El país opositor vive una crisis de expectativas. Desde que se supo de la enfermedad de Chávez, imaginó -equivocadamente- que su revolución se desplomaría de inmediato, como un castillo de naipes. Ese sector de la población, creyó que los problemas del país se resolverían sin demora: lo que mucha gente imaginó fue un derrumbe aparatoso del régimen y no una degradación paulatina que podía ser provocada, bien por la impericia de “la sucesión”, por la misma terca perseverancia de los venezolanos que se resisten al modelo autocrático, o bien por una combinación de ambos factores.

Quienes hicieron ese mal cálculo son los que hoy experimentan una gran decepción: un desencanto que está afectando el clima electoral, notablemente contaminado por el des-ánimo, la desmoralización y la desconfianza en la ruta electoral-incrementalista adoptada en 2006 por la dirección política de la oposición. Hacia ellos, precisamente, está dirigido el esfuerzo de Henrique Capriles Radonski, a quien, en esta oportunidad, le ha correspondido la difícil tarea, no de convencer al chavismo sobre la superioridad de su oferta, sino a los propios opositores desilusionados ante las circunstancias.

Embestido por la dura ofensiva del oficialismo, el candidato de la MUD está lidiando con la resistencia que muchos venezolanos muestran frente al mecanismo del voto, y con el pesimismo estéril al cual se ha entregado un segmento de la oposición, cuyo comportamiento solo complace a los intereses de un Maduro que juega a estimular la impotencia de sus adversarios, tratando de hacerse ver como el nuevo “irreversible” de la novela revolucionaria… El hecho de que “el sucesor” se encuentre en una posición electoral de privilegio, no significa, sin embargo, que la oposición no pueda alcanzar un triunfo político el próximo 14-A. Aún ganando Maduro -si fuera el caso-, la oposición está en condiciones de alcanzar lo que ha de ser su objetivo más importante en este momento: impedir que “el sucesor” se convierta en otro “hombre fuerte”.
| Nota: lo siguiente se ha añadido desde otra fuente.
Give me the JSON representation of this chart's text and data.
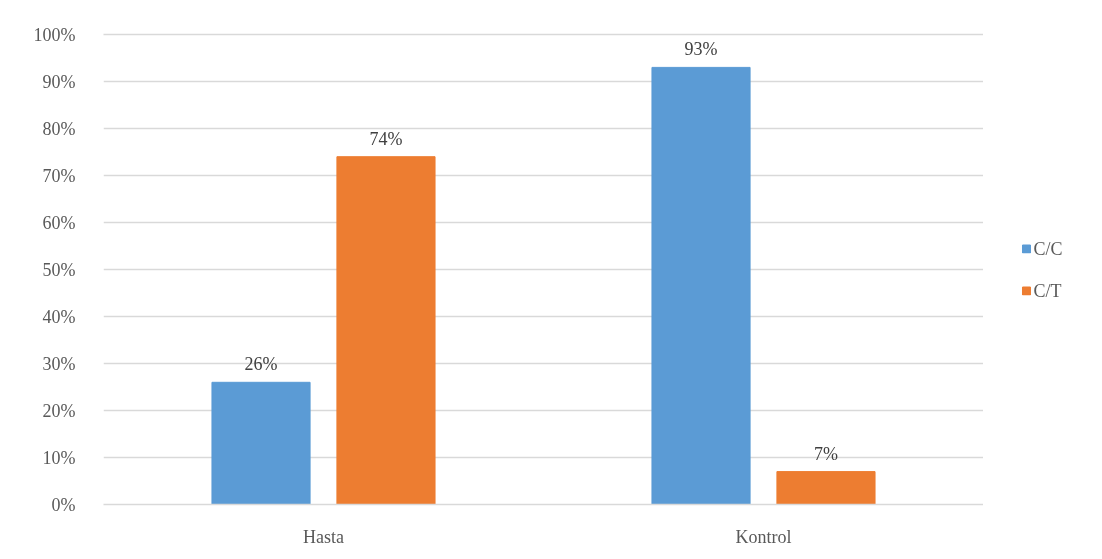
{
  "chart_data": {
    "type": "bar",
    "categories": [
      "Hasta",
      "Kontrol"
    ],
    "series": [
      {
        "name": "C/C",
        "color": "#5b9bd5",
        "values": [
          26,
          93
        ],
        "value_labels": [
          "26%",
          "93%"
        ]
      },
      {
        "name": "C/T",
        "color": "#ed7d31",
        "values": [
          74,
          7
        ],
        "value_labels": [
          "74%",
          "7%"
        ]
      }
    ],
    "ylim": [
      0,
      100
    ],
    "yticks": [
      {
        "value": 0,
        "label": "0%"
      },
      {
        "value": 10,
        "label": "10%"
      },
      {
        "value": 20,
        "label": "20%"
      },
      {
        "value": 30,
        "label": "30%"
      },
      {
        "value": 40,
        "label": "40%"
      },
      {
        "value": 50,
        "label": "50%"
      },
      {
        "value": 60,
        "label": "60%"
      },
      {
        "value": 70,
        "label": "70%"
      },
      {
        "value": 80,
        "label": "80%"
      },
      {
        "value": 90,
        "label": "90%"
      },
      {
        "value": 100,
        "label": "100%"
      }
    ],
    "grid": "y",
    "legend": "right"
  }
}
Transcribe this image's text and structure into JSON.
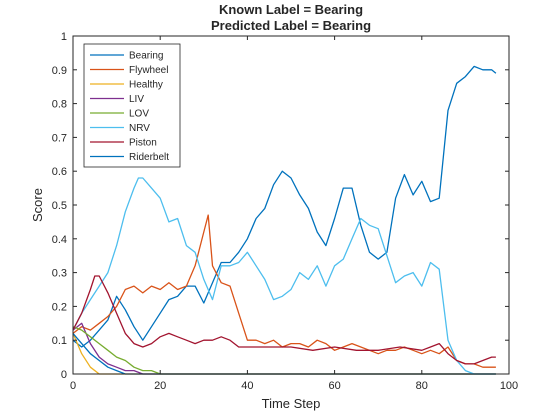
{
  "chart_data": {
    "type": "line",
    "title": "Known Label = Bearing",
    "subtitle": "Predicted Label = Bearing",
    "xlabel": "Time Step",
    "ylabel": "Score",
    "xlim": [
      0,
      100
    ],
    "ylim": [
      0,
      1
    ],
    "xticks": [
      "0",
      "20",
      "40",
      "60",
      "80",
      "100"
    ],
    "yticks": [
      "0",
      "0.1",
      "0.2",
      "0.3",
      "0.4",
      "0.5",
      "0.6",
      "0.7",
      "0.8",
      "0.9",
      "1"
    ],
    "grid": false,
    "legend_position": "top-left",
    "series": [
      {
        "name": "Bearing",
        "color": "#0072BD",
        "x": [
          0,
          2,
          4,
          6,
          8,
          10,
          12,
          14,
          16,
          18,
          20,
          22,
          24,
          26,
          28,
          30,
          32,
          34,
          36,
          38,
          40,
          42,
          44,
          46,
          48,
          50,
          52,
          54,
          56,
          58,
          60,
          62,
          64,
          66,
          68,
          70,
          72,
          74,
          76,
          78,
          80,
          82,
          84,
          86,
          88,
          90,
          92,
          94,
          96,
          97
        ],
        "y": [
          0.1,
          0.08,
          0.1,
          0.13,
          0.16,
          0.23,
          0.19,
          0.14,
          0.1,
          0.14,
          0.18,
          0.22,
          0.23,
          0.26,
          0.26,
          0.21,
          0.27,
          0.33,
          0.33,
          0.36,
          0.4,
          0.46,
          0.49,
          0.56,
          0.6,
          0.58,
          0.53,
          0.49,
          0.42,
          0.38,
          0.46,
          0.55,
          0.55,
          0.44,
          0.36,
          0.34,
          0.36,
          0.52,
          0.59,
          0.53,
          0.57,
          0.51,
          0.52,
          0.78,
          0.86,
          0.88,
          0.91,
          0.9,
          0.9,
          0.89
        ]
      },
      {
        "name": "Flywheel",
        "color": "#D95319",
        "x": [
          0,
          2,
          4,
          6,
          8,
          10,
          12,
          14,
          16,
          18,
          20,
          22,
          24,
          26,
          28,
          30,
          31,
          32,
          34,
          36,
          38,
          40,
          42,
          44,
          46,
          48,
          50,
          52,
          54,
          56,
          58,
          60,
          62,
          64,
          66,
          68,
          70,
          72,
          74,
          76,
          78,
          80,
          82,
          84,
          86,
          88,
          90,
          92,
          94,
          96,
          97
        ],
        "y": [
          0.12,
          0.14,
          0.13,
          0.15,
          0.17,
          0.2,
          0.25,
          0.26,
          0.24,
          0.26,
          0.25,
          0.27,
          0.25,
          0.26,
          0.32,
          0.42,
          0.47,
          0.32,
          0.27,
          0.26,
          0.18,
          0.1,
          0.1,
          0.09,
          0.1,
          0.08,
          0.09,
          0.09,
          0.08,
          0.1,
          0.09,
          0.07,
          0.08,
          0.09,
          0.08,
          0.07,
          0.06,
          0.07,
          0.07,
          0.08,
          0.07,
          0.06,
          0.07,
          0.06,
          0.08,
          0.04,
          0.03,
          0.03,
          0.02,
          0.02,
          0.02
        ]
      },
      {
        "name": "Healthy",
        "color": "#EDB120",
        "x": [
          0,
          2,
          4,
          6,
          8,
          10,
          15,
          20,
          40,
          60,
          80,
          97
        ],
        "y": [
          0.12,
          0.06,
          0.02,
          0.0,
          0.0,
          0.0,
          0.0,
          0.0,
          0.0,
          0.0,
          0.0,
          0.0
        ]
      },
      {
        "name": "LIV",
        "color": "#7E2F8E",
        "x": [
          0,
          2,
          4,
          6,
          8,
          10,
          12,
          14,
          16,
          18,
          20,
          25,
          30,
          40,
          60,
          80,
          97
        ],
        "y": [
          0.13,
          0.15,
          0.09,
          0.05,
          0.03,
          0.02,
          0.01,
          0.01,
          0.0,
          0.0,
          0.0,
          0.0,
          0.0,
          0.0,
          0.0,
          0.0,
          0.0
        ]
      },
      {
        "name": "LOV",
        "color": "#77AC30",
        "x": [
          0,
          2,
          4,
          6,
          8,
          10,
          12,
          14,
          16,
          18,
          20,
          22,
          25,
          30,
          40,
          60,
          80,
          97
        ],
        "y": [
          0.14,
          0.13,
          0.11,
          0.09,
          0.07,
          0.05,
          0.04,
          0.02,
          0.01,
          0.01,
          0.0,
          0.0,
          0.0,
          0.0,
          0.0,
          0.0,
          0.0,
          0.0
        ]
      },
      {
        "name": "NRV",
        "color": "#4DBEEE",
        "x": [
          0,
          2,
          4,
          6,
          8,
          10,
          12,
          14,
          15,
          16,
          18,
          20,
          22,
          24,
          26,
          28,
          30,
          32,
          34,
          36,
          38,
          40,
          42,
          44,
          46,
          48,
          50,
          52,
          54,
          56,
          58,
          60,
          62,
          64,
          66,
          68,
          70,
          72,
          74,
          76,
          78,
          80,
          82,
          84,
          86,
          88,
          90,
          92,
          94,
          96,
          97
        ],
        "y": [
          0.13,
          0.18,
          0.22,
          0.26,
          0.3,
          0.38,
          0.48,
          0.55,
          0.58,
          0.58,
          0.55,
          0.52,
          0.45,
          0.46,
          0.38,
          0.36,
          0.28,
          0.22,
          0.32,
          0.32,
          0.33,
          0.36,
          0.32,
          0.28,
          0.22,
          0.23,
          0.25,
          0.3,
          0.28,
          0.32,
          0.26,
          0.32,
          0.34,
          0.4,
          0.46,
          0.44,
          0.43,
          0.35,
          0.27,
          0.29,
          0.3,
          0.26,
          0.33,
          0.31,
          0.1,
          0.04,
          0.01,
          0.0,
          0.0,
          0.0,
          0.0
        ]
      },
      {
        "name": "Piston",
        "color": "#A2142F",
        "x": [
          0,
          2,
          4,
          5,
          6,
          8,
          10,
          12,
          14,
          16,
          18,
          20,
          22,
          24,
          26,
          28,
          30,
          32,
          34,
          36,
          38,
          40,
          45,
          50,
          55,
          60,
          65,
          70,
          75,
          80,
          82,
          84,
          86,
          88,
          90,
          92,
          94,
          96,
          97
        ],
        "y": [
          0.13,
          0.18,
          0.25,
          0.29,
          0.29,
          0.24,
          0.18,
          0.12,
          0.09,
          0.08,
          0.09,
          0.11,
          0.12,
          0.11,
          0.1,
          0.09,
          0.1,
          0.1,
          0.11,
          0.1,
          0.08,
          0.08,
          0.08,
          0.08,
          0.07,
          0.08,
          0.07,
          0.07,
          0.08,
          0.07,
          0.08,
          0.09,
          0.06,
          0.04,
          0.03,
          0.03,
          0.04,
          0.05,
          0.05
        ]
      },
      {
        "name": "Riderbelt",
        "color": "#0072BD",
        "x": [
          0,
          2,
          4,
          6,
          8,
          10,
          12,
          14,
          20,
          30,
          40,
          60,
          80,
          97
        ],
        "y": [
          0.12,
          0.09,
          0.06,
          0.04,
          0.02,
          0.01,
          0.0,
          0.0,
          0.0,
          0.0,
          0.0,
          0.0,
          0.0,
          0.0
        ]
      }
    ]
  }
}
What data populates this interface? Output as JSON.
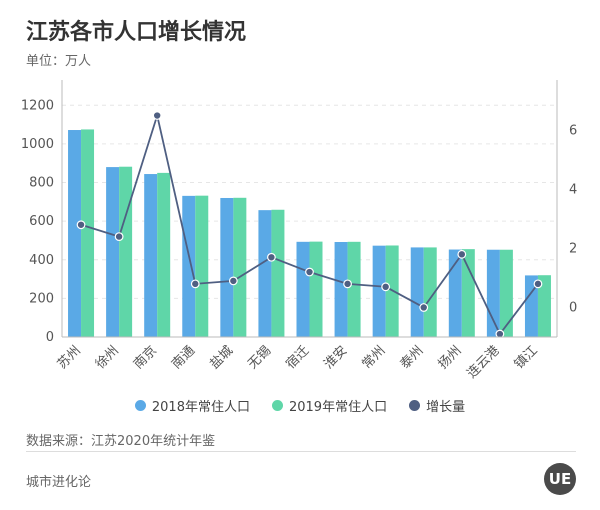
{
  "title": "江苏各市人口增长情况",
  "subtitle": "单位：万人",
  "source": "数据来源：江苏2020年统计年鉴",
  "brand": "城市进化论",
  "chart_data": {
    "type": "bar",
    "categories": [
      "苏州",
      "徐州",
      "南京",
      "南通",
      "盐城",
      "无锡",
      "宿迁",
      "淮安",
      "常州",
      "泰州",
      "扬州",
      "连云港",
      "镇江"
    ],
    "series": [
      {
        "name": "2018年常住人口",
        "type": "bar",
        "axis": "left",
        "color": "#5aa9e6",
        "values": [
          1072,
          880,
          844,
          731,
          720,
          657,
          493,
          492,
          473,
          464,
          453,
          452,
          319
        ]
      },
      {
        "name": "2019年常住人口",
        "type": "bar",
        "axis": "left",
        "color": "#5fd6a8",
        "values": [
          1075,
          882,
          850,
          732,
          721,
          659,
          494,
          493,
          474,
          464,
          455,
          452,
          320
        ]
      },
      {
        "name": "增长量",
        "type": "line",
        "axis": "right",
        "color": "#4f5f82",
        "values": [
          2.8,
          2.4,
          6.5,
          0.8,
          0.9,
          1.7,
          1.2,
          0.8,
          0.7,
          0.0,
          1.8,
          -0.9,
          0.8
        ]
      }
    ],
    "ylim": [
      0,
      1300
    ],
    "yticks": [
      0,
      200,
      400,
      600,
      800,
      1000,
      1200
    ],
    "y2lim": [
      -1,
      7.5
    ],
    "y2ticks": [
      0,
      2,
      4,
      6
    ],
    "grid": true,
    "legend_position": "bottom"
  }
}
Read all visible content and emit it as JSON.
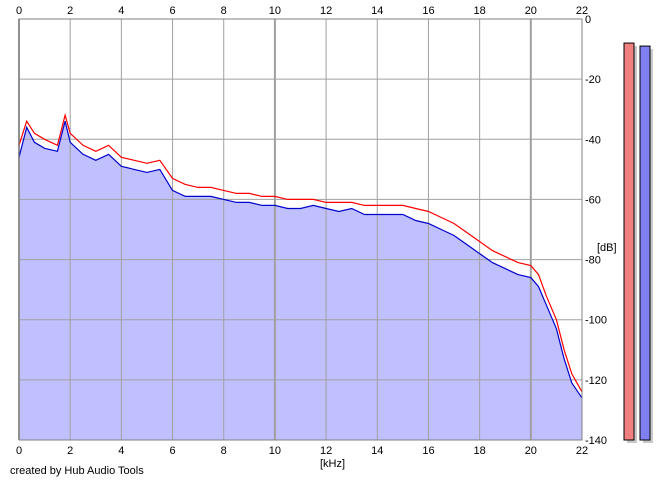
{
  "footer": {
    "credit": "created by Hub Audio Tools"
  },
  "colors": {
    "background": "#ffffff",
    "plot_fill": "#c0c0ff",
    "left_channel": "#ff0000",
    "right_channel": "#0000cc",
    "grid": "#a0a0a0",
    "meter_left": "#f08080",
    "meter_right": "#8080f0"
  },
  "chart_data": {
    "type": "line",
    "xlabel": "[kHz]",
    "ylabel": "[dB]",
    "xlim": [
      0,
      22
    ],
    "ylim": [
      -140,
      0
    ],
    "x_ticks": [
      0,
      2,
      4,
      6,
      8,
      10,
      12,
      14,
      16,
      18,
      20,
      22
    ],
    "y_ticks": [
      0,
      -20,
      -40,
      -60,
      -80,
      -100,
      -120,
      -140
    ],
    "grid": true,
    "filled_under_curve": true,
    "series": [
      {
        "color": "#ff0000",
        "x": [
          0,
          0.3,
          0.6,
          1.0,
          1.5,
          1.8,
          2.0,
          2.5,
          3.0,
          3.5,
          4.0,
          4.5,
          5.0,
          5.5,
          6.0,
          6.5,
          7.0,
          7.5,
          8.0,
          8.5,
          9.0,
          9.5,
          10.0,
          10.5,
          11.0,
          11.5,
          12.0,
          12.5,
          13.0,
          13.5,
          14.0,
          14.5,
          15.0,
          15.5,
          16.0,
          16.5,
          17.0,
          17.5,
          18.0,
          18.5,
          19.0,
          19.5,
          20.0,
          20.3,
          20.6,
          21.0,
          21.3,
          21.6,
          22.0
        ],
        "y": [
          -42,
          -34,
          -38,
          -40,
          -42,
          -32,
          -38,
          -42,
          -44,
          -42,
          -46,
          -47,
          -48,
          -47,
          -53,
          -55,
          -56,
          -56,
          -57,
          -58,
          -58,
          -59,
          -59,
          -60,
          -60,
          -60,
          -61,
          -61,
          -61,
          -62,
          -62,
          -62,
          -62,
          -63,
          -64,
          -66,
          -68,
          -71,
          -74,
          -77,
          -79,
          -81,
          -82,
          -85,
          -92,
          -100,
          -110,
          -118,
          -124
        ]
      },
      {
        "color": "#0000cc",
        "x": [
          0,
          0.3,
          0.6,
          1.0,
          1.5,
          1.8,
          2.0,
          2.5,
          3.0,
          3.5,
          4.0,
          4.5,
          5.0,
          5.5,
          6.0,
          6.5,
          7.0,
          7.5,
          8.0,
          8.5,
          9.0,
          9.5,
          10.0,
          10.5,
          11.0,
          11.5,
          12.0,
          12.5,
          13.0,
          13.5,
          14.0,
          14.5,
          15.0,
          15.5,
          16.0,
          16.5,
          17.0,
          17.5,
          18.0,
          18.5,
          19.0,
          19.5,
          20.0,
          20.3,
          20.6,
          21.0,
          21.3,
          21.6,
          22.0
        ],
        "y": [
          -46,
          -36,
          -41,
          -43,
          -44,
          -34,
          -41,
          -45,
          -47,
          -45,
          -49,
          -50,
          -51,
          -50,
          -57,
          -59,
          -59,
          -59,
          -60,
          -61,
          -61,
          -62,
          -62,
          -63,
          -63,
          -62,
          -63,
          -64,
          -63,
          -65,
          -65,
          -65,
          -65,
          -67,
          -68,
          -70,
          -72,
          -75,
          -78,
          -81,
          -83,
          -85,
          -86,
          -89,
          -95,
          -103,
          -113,
          -121,
          -126
        ]
      }
    ],
    "meters": [
      {
        "color": "#f08080",
        "min_db": -140,
        "max_db": 0,
        "top_db": -8
      },
      {
        "color": "#8080f0",
        "min_db": -140,
        "max_db": 0,
        "top_db": -9
      }
    ]
  }
}
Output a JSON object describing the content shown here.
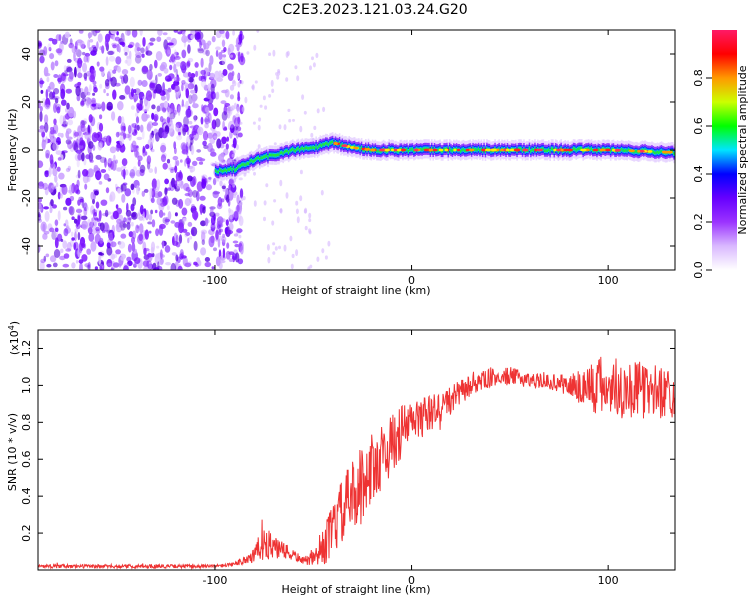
{
  "title": "C2E3.2023.121.03.24.G20",
  "chart_data": [
    {
      "type": "heatmap",
      "panel": "spectrogram",
      "xlabel": "Height of straight line (km)",
      "ylabel": "Frequency (Hz)",
      "xlim": [
        -190,
        134
      ],
      "ylim": [
        -50,
        50
      ],
      "xticks": [
        -100,
        0,
        100
      ],
      "xtick_labels": [
        "-100",
        "0",
        "100"
      ],
      "yticks": [
        -40,
        -20,
        0,
        20,
        40
      ],
      "ytick_labels": [
        "-40",
        "-20",
        "0",
        "20",
        "40"
      ],
      "grid": false,
      "signal_center_frequency_hz": [
        [
          -100,
          -9
        ],
        [
          -90,
          -8
        ],
        [
          -80,
          -4
        ],
        [
          -70,
          -2
        ],
        [
          -60,
          0
        ],
        [
          -50,
          1
        ],
        [
          -40,
          3
        ],
        [
          -30,
          1
        ],
        [
          -20,
          0
        ],
        [
          0,
          0
        ],
        [
          50,
          0
        ],
        [
          100,
          0
        ],
        [
          134,
          -1
        ]
      ],
      "noise_extends_to_height_km": -92,
      "colorbar": {
        "label": "Normalized spectral amplitude",
        "range": [
          0,
          1
        ],
        "ticks": [
          0.0,
          0.2,
          0.4,
          0.6,
          0.8
        ],
        "tick_labels": [
          "0.0",
          "0.2",
          "0.4",
          "0.6",
          "0.8"
        ],
        "colormap": [
          "#ffffff",
          "#d9b8ff",
          "#9b33ff",
          "#6600ff",
          "#0000ff",
          "#00e5ff",
          "#00ff00",
          "#ccff00",
          "#ff9900",
          "#ff0000",
          "#ff1a66"
        ]
      }
    },
    {
      "type": "line",
      "panel": "snr",
      "xlabel": "Height of straight line (km)",
      "ylabel": "SNR (10 * v/v)",
      "y_multiplier": "(x10",
      "y_multiplier_exponent": "4",
      "y_multiplier_close": ")",
      "xlim": [
        -190,
        134
      ],
      "ylim": [
        0,
        1.3
      ],
      "xticks": [
        -100,
        0,
        100
      ],
      "xtick_labels": [
        "-100",
        "0",
        "100"
      ],
      "yticks": [
        0.2,
        0.4,
        0.6,
        0.8,
        1.0,
        1.2
      ],
      "ytick_labels": [
        "0.2",
        "0.4",
        "0.6",
        "0.8",
        "1.0",
        "1.2"
      ],
      "grid": false,
      "color": "#ee3333",
      "series": [
        {
          "x": [
            -190,
            -160,
            -130,
            -100,
            -90,
            -80,
            -75,
            -70,
            -65,
            -60,
            -55,
            -50,
            -45,
            -40,
            -35,
            -30,
            -25,
            -20,
            -15,
            -10,
            -5,
            0,
            10,
            20,
            30,
            40,
            50,
            60,
            70,
            80,
            90,
            100,
            110,
            120,
            134
          ],
          "y": [
            0.02,
            0.02,
            0.02,
            0.02,
            0.03,
            0.08,
            0.15,
            0.12,
            0.1,
            0.08,
            0.05,
            0.06,
            0.12,
            0.22,
            0.32,
            0.4,
            0.48,
            0.55,
            0.62,
            0.68,
            0.75,
            0.8,
            0.85,
            0.92,
            1.0,
            1.04,
            1.05,
            1.03,
            1.02,
            1.0,
            0.99,
            1.0,
            0.98,
            0.97,
            0.96
          ],
          "noise_amplitude": [
            0.01,
            0.01,
            0.01,
            0.01,
            0.01,
            0.05,
            0.1,
            0.06,
            0.05,
            0.03,
            0.02,
            0.04,
            0.1,
            0.15,
            0.18,
            0.2,
            0.2,
            0.2,
            0.18,
            0.16,
            0.15,
            0.12,
            0.1,
            0.08,
            0.06,
            0.05,
            0.05,
            0.04,
            0.04,
            0.06,
            0.15,
            0.18,
            0.16,
            0.15,
            0.14
          ]
        }
      ]
    }
  ]
}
La vigencia del proceso en el mediano y largo plazo depende del éxito de esta programación, concebida para resellar las percepciones sobre la supuesta “inquebrantabilidad” del proyecto bolivariano. La verdad es que la revolución ni siquiera fue inquebrantable con Chávez a la cabeza: si el poderoso comandante-fundador no consiguió jamás la rendición del país obstinado y terco que se le resistió durante años, no existe ahora ninguna razón para ceder ante un segundón como Maduro. Al contrario: la perseverancia activa de los demócratas venezolanos nunca fue tan obligante. El politburó debe entender que aquí nadie se ha rendido, ni se rendirá.